110ml (4fl oz) red wine (optional, or use about 75ml extra stock)

200ml (7fl oz) passata (or a 400g (14oz) tin of chopped tomatoes)

300ml beef stock

1 teaspoon caster sugar

Salt and freshly ground black pepper

1 tablespoon tomato relish (optional)

1-2 tablespoons fresh parsley, chopped

1/2 teaspoon herbes de Provence

A few fresh basil leaves, to garnish

Fry the finely chopped onion and the chopped garlic in the olive oil until they are softened and lightly golden. Pour in the red wine, if you are using it, and cook until about a third of it has evaporated -- this gets rid of the alcohol. Add in the passata or the tin of chopped tomatoes, whichever you are using, the beef stock -- and the extra stock, if you're not using the red wine -- the caster sugar, the salt and freshly ground black pepper, the tomato relish, if you are using it, the chopped fresh parsley and the herbes de Provence, and bring to the boil. Simmer for about five minutes. Serve with the meatballs, scattering the fresh basil leaves over the top. You can accompany this dish with some pasta or mashed potato, whichever you prefer.

SUPER-FAST BEEF HASH

Inspired by Jamie Oliver's recipe in his cookbook 30-Minute Meals, this is a speedy beef hash.

You will need:

500g (18oz) good-quality minced beef

2-4 tablespoons olive oil

Salt and freshly ground black pepper

2-3 sprigs of thyme

1 red onion, thinly sliced

2-4 garlic cloves, chopped

2 carrots, very thinly sliced

3 sticks celery, thinly sliced

6 tablespoons Worcestershire sauce

2-3 tablespoons fresh parsley, chopped

Baked potatoes, to serve

Fry the minced beef in some of the olive oil in a large pan, breaking up the lumps of mince with a wooden spoon. Add a level teaspoon of salt and some freshly ground black pepper. Strip the leaves off the sprigs of thyme and add them to the meat. Stir the mixture frequently to ensure even cooking of the mince. Add the thinly sliced red onion to the pan along with the chopped garlic. Continue frying and stirring occasionally until the meat is browned and cooked through.
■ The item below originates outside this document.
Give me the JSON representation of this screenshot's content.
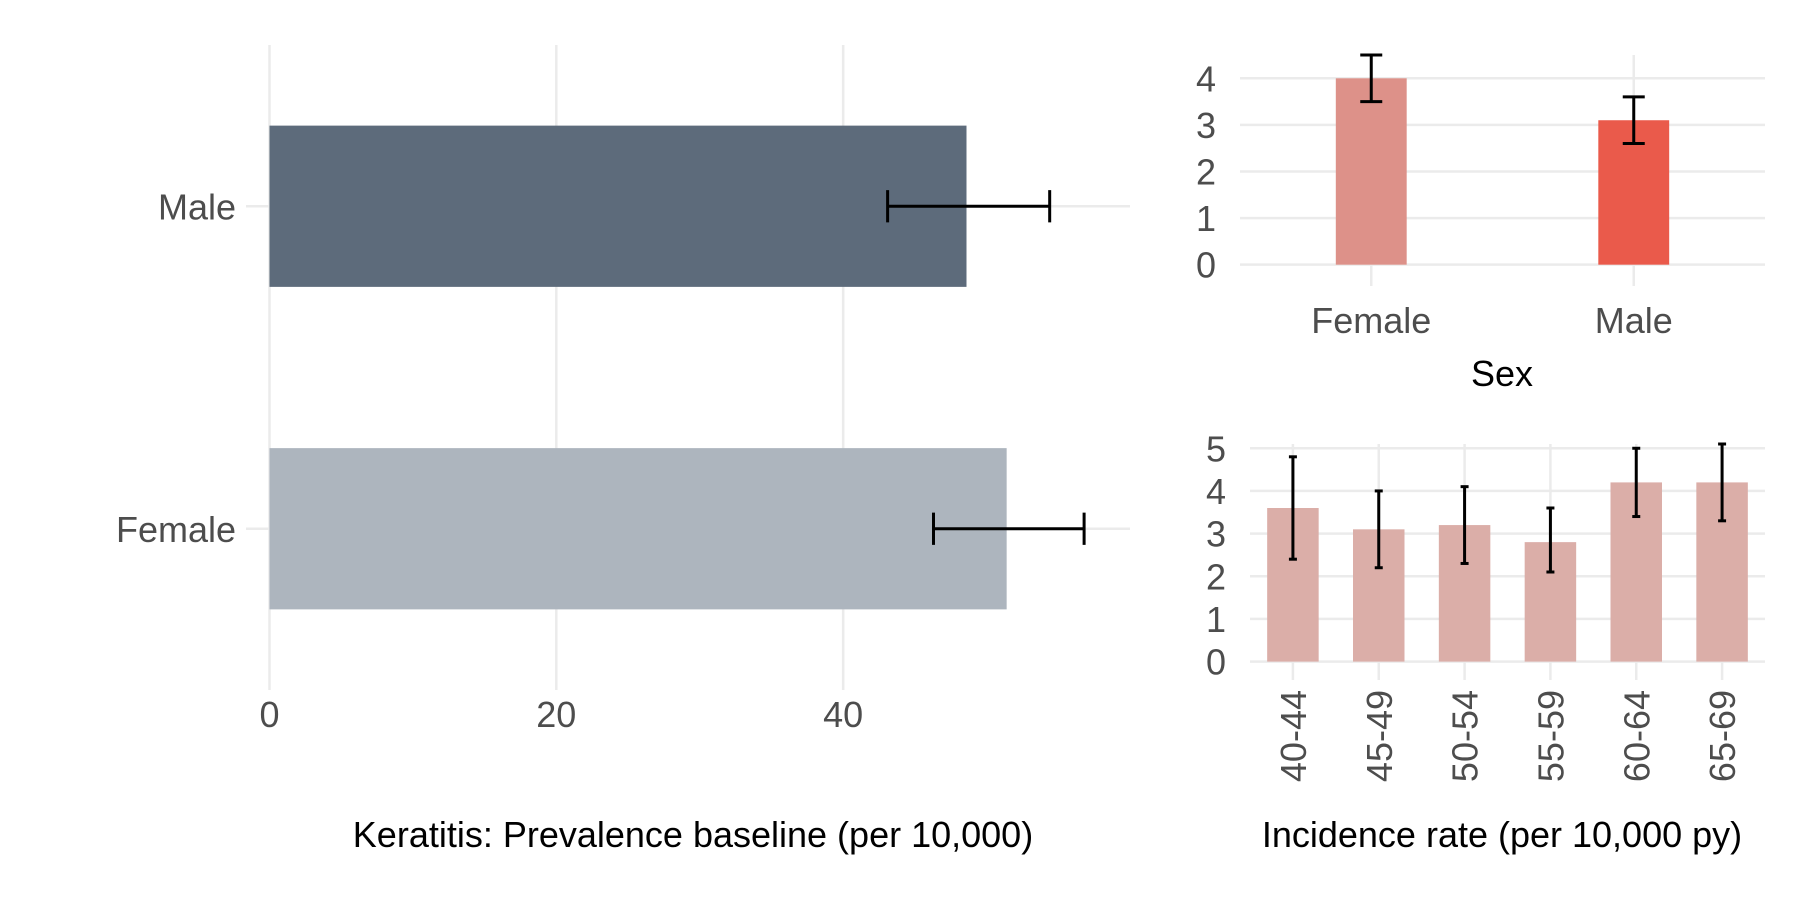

Although Jamie suggests adding the vegetables directly into the meat, I prefer to par-cook them in a microwave to soften them somewhat. To do that, put the very thinly sliced carrots and the thinly sliced celery into a bowl with 2-3 tablespoons of water, cover it with cling film and pierce a hole. Cook in the microwave on high for 2-5 minutes until the vegetables are just tender. Drain off the water. Add the vegetables to the pan once the meat is cooked. Add in the Worcestershire sauce, and stir well until the meat mixture is nicely glazed.

Garnish with the chopped fresh parsley and serve with baked potatoes.

Microwave Baked Potatoes

Wash some even-sized potatoes and trim off any bits that don't look so good. Pierce the skin a few times with a knife. Put them into a microwave-safe bowl, cover with a double layer of cling film and pierce it a few holes in it. Cook on a high setting, allowing about five minutes per potato or longer. Test with a fork.

Add a drizzle of oil to the potatoes, toss them, then place them on a baking tin. Season with some salt and freshly ground black pepper and bake in the oven -- preheated to 210 C, 425 F, Gas 7 -- for about 10 minutes to crisp up. Cut a cross in each one and serve.